Invited: Continuum Modeling of Interfacial and Transport Phenomena in Electrochemical Capacitors

Electrochemical capacitors are promising electrical energy storage devices bridging the gap between batteries and conventional dielectric capacitors. They can be divided in two categories: electric double layer capacitors (EDLCs) and pseudocapacitors. EDLCs store electric charge physically in the electric double layer forming at the interfaces between the electrolyte and nanoporous electrodes. During charging or discharging, ions are transported in the electrolyte under the combined influence of diffusion and electrostatic forces as well as steric effects. On the other hand, pseudocapacitors store energy not only via the electric double layer but also via fast surface redox reactions and possibly ion intercalation within the redox-active electrode.

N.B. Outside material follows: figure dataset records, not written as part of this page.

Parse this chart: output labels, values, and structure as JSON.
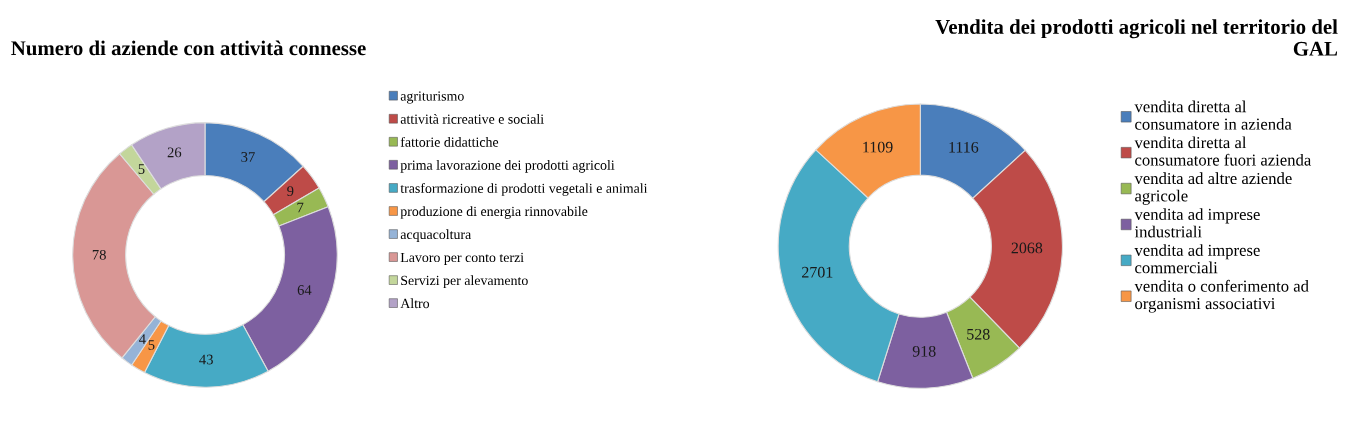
{
  "chart_data": [
    {
      "type": "donut",
      "title": "Numero di aziende con attività connesse",
      "legend": "right",
      "data_labels": true,
      "categories": [
        "agriturismo",
        "attività ricreative e sociali",
        "fattorie didattiche",
        "prima lavorazione dei prodotti agricoli",
        "trasformazione di prodotti vegetali e animali",
        "produzione di energia rinnovabile",
        "acquacoltura",
        "Lavoro per conto terzi",
        "Servizi per alevamento",
        "Altro"
      ],
      "values": [
        37,
        9,
        7,
        64,
        43,
        5,
        4,
        78,
        5,
        26
      ],
      "colors": [
        "#4a7ebb",
        "#be4b48",
        "#98b954",
        "#7d60a0",
        "#46aac5",
        "#f79646",
        "#95b3d7",
        "#d99795",
        "#c3d69b",
        "#b3a2c7"
      ]
    },
    {
      "type": "donut",
      "title": "Vendita dei prodotti agricoli nel territorio del\nGAL",
      "legend": "right",
      "data_labels": true,
      "categories": [
        "vendita diretta al\nconsumatore in azienda",
        "vendita diretta al\nconsumatore fuori azienda",
        "vendita ad altre aziende\nagricole",
        "vendita ad imprese\nindustriali",
        "vendita ad imprese\ncommerciali",
        "vendita o conferimento ad\norganismi associativi"
      ],
      "values": [
        1116,
        2068,
        528,
        918,
        2701,
        1109
      ],
      "colors": [
        "#4a7ebb",
        "#be4b48",
        "#98b954",
        "#7d60a0",
        "#46aac5",
        "#f79646"
      ]
    }
  ]
}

This talk will present physical modeling of interfacial phenomena, transport phenomena, and redox reactions in electrochemical capacitors under charging and discharging conditions. The model accounts for finite ion size, asymmetric electrolytes, and three-dimensional electrode morphology. It also considers faradaic reactions and ion intercalation when simulating pseudocapacitors. Typical cyclic voltammetry measurements will be reproduced numerically for various electrolyte and electrode materials and different scan rates. The results will be used to provide detailed physical interpretation of experimental measurements. Special effort will be made to systematically compare model predictions with experimental data.